Tuberculosis is an infectious disease that presents an enormous health and economic burden for the global community. One of the biggest challenges in combatting the TB epidemic is increasing rates of resistance to antimicrobial drugs. Resistance often occurs from the acquisition of mutations in the Mycobacterium tuberculosis genome and can affect protein structure and function, and in turn drug efficacy. Mutations in the GidB and EmbB genes lead to resistance against the key first and second line drugs Streptomycin and Ethambutol, respectively. There is considerable natural variation already present in both genes, and we currently lack a molecular understanding of how changes in the protein sequence lead to resistance, hindering our ability to use clinical genomic sequencing to diagnose resistance. We have applied a structural approach in order to better identify resistance variants in these genes, and their molecular consequences.
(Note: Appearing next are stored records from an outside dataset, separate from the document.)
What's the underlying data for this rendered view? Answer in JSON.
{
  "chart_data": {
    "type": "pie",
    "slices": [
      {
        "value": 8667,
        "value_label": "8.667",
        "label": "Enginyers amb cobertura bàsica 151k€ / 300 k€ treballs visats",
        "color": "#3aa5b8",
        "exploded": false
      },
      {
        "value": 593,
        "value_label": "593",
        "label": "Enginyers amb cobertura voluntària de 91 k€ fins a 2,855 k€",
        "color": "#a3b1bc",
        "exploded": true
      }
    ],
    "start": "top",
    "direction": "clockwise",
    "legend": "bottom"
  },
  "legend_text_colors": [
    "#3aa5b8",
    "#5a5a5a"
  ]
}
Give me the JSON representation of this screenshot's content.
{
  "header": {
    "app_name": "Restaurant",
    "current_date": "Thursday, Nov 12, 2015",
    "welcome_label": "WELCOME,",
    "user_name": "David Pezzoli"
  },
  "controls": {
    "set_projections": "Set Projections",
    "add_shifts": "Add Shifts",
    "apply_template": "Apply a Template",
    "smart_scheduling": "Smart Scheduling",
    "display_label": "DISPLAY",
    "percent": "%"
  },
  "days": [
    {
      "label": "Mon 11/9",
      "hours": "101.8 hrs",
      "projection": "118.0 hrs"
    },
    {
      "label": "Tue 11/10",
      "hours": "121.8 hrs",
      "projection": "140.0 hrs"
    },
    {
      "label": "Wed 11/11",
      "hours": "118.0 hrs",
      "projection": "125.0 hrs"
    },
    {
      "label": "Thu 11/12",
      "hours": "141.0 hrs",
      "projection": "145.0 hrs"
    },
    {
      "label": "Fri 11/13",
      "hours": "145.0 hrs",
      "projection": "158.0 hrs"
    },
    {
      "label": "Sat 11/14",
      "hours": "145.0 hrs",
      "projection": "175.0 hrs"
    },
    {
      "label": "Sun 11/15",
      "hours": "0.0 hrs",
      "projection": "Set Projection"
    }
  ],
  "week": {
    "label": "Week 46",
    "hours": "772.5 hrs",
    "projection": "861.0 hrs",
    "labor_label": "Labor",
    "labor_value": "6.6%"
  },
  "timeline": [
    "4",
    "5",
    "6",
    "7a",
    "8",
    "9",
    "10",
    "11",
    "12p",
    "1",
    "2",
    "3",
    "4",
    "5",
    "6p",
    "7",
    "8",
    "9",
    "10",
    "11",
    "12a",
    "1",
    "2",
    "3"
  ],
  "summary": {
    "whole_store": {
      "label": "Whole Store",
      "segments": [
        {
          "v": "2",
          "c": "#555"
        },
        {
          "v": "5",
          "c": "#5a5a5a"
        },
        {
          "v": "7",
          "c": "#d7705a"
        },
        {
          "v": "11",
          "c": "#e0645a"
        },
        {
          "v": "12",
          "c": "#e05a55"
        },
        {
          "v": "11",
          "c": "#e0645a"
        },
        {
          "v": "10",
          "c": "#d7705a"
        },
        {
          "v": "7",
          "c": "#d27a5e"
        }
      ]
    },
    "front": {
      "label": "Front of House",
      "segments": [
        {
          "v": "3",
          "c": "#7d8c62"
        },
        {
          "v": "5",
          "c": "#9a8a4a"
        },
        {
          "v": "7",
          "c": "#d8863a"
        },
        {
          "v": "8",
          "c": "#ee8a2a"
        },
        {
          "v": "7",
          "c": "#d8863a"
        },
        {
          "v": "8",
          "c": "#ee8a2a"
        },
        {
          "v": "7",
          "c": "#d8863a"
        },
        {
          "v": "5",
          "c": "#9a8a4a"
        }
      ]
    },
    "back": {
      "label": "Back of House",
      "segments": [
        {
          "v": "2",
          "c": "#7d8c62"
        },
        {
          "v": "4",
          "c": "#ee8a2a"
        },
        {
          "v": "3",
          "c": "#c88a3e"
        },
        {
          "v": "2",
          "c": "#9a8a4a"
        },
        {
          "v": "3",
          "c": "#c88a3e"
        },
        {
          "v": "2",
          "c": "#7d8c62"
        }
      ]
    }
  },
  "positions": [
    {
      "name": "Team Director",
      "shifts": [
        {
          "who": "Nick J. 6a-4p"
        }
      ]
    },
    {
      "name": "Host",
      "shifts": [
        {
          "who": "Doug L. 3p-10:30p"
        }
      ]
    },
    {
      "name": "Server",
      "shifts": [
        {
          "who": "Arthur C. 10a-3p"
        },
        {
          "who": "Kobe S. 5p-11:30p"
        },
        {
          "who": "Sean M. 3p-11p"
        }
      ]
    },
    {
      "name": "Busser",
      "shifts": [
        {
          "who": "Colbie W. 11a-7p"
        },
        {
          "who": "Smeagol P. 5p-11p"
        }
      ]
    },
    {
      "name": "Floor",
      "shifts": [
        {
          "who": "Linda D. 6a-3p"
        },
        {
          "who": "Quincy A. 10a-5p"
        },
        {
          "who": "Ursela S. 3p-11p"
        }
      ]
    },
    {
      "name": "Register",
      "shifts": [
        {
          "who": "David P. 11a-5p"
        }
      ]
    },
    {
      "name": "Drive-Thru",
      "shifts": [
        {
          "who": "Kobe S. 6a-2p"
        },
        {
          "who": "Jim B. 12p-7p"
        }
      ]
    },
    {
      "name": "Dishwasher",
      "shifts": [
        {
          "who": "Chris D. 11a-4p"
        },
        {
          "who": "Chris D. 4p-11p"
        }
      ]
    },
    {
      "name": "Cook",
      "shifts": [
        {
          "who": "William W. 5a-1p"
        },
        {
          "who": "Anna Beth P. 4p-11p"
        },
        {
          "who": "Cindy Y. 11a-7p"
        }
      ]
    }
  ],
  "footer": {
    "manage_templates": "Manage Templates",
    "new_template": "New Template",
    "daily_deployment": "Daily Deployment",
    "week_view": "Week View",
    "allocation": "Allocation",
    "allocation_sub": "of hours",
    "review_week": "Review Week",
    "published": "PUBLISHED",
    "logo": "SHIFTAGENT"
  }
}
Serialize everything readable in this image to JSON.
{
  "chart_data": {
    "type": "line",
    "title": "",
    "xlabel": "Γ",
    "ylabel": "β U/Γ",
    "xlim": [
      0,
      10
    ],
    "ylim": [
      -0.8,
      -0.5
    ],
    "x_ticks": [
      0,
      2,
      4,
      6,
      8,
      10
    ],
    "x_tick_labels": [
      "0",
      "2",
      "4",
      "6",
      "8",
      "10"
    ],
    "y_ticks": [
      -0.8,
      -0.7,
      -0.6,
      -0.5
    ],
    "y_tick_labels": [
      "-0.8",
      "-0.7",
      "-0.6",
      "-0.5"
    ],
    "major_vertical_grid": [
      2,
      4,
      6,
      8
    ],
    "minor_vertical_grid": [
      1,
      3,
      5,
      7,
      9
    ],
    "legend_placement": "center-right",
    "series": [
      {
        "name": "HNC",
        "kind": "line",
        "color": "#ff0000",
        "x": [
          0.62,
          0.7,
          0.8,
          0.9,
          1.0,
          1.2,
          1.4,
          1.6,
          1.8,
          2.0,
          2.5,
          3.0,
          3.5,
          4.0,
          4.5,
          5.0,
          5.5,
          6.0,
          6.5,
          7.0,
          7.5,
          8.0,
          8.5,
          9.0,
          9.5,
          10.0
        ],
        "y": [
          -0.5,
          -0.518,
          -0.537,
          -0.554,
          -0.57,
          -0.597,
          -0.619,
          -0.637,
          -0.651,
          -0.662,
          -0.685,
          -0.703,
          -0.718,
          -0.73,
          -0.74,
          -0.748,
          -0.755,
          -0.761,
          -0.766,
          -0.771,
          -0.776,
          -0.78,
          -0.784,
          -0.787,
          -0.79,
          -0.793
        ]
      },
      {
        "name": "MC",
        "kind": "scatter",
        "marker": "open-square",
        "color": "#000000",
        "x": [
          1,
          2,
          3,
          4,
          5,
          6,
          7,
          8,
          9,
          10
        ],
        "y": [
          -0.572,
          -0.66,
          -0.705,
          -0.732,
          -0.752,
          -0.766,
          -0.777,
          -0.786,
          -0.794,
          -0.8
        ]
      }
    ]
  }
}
Manual data curation and genomic analysis of variants in circulating Thailand strains has identified approximately 60 distinct resistance mutations and 33 susceptible variants in GidB, and over 150 different variants in EmbB, with strong genomic and experimental evidence. The structures of both proteins was homology modelled (sequence identities >50%), and the two drugs docked and minimised into the structures. The identified mutations were then mapped onto the structures. This revealed that mutations in GidB were located throughout the entire protein, while those in EmbB were more highly localised to a specific region where the drug bound.
The structural and biophysical consequences of the mutations were then analysed using the mCSM predictive platform. By characterising how these mutations affected protein folding and stability, drug binding and other protein interactions, we can identify how each mutation affected protein function and led to resistance. This will aid pathogen surveillance and the development of new drugs less prone to resistance.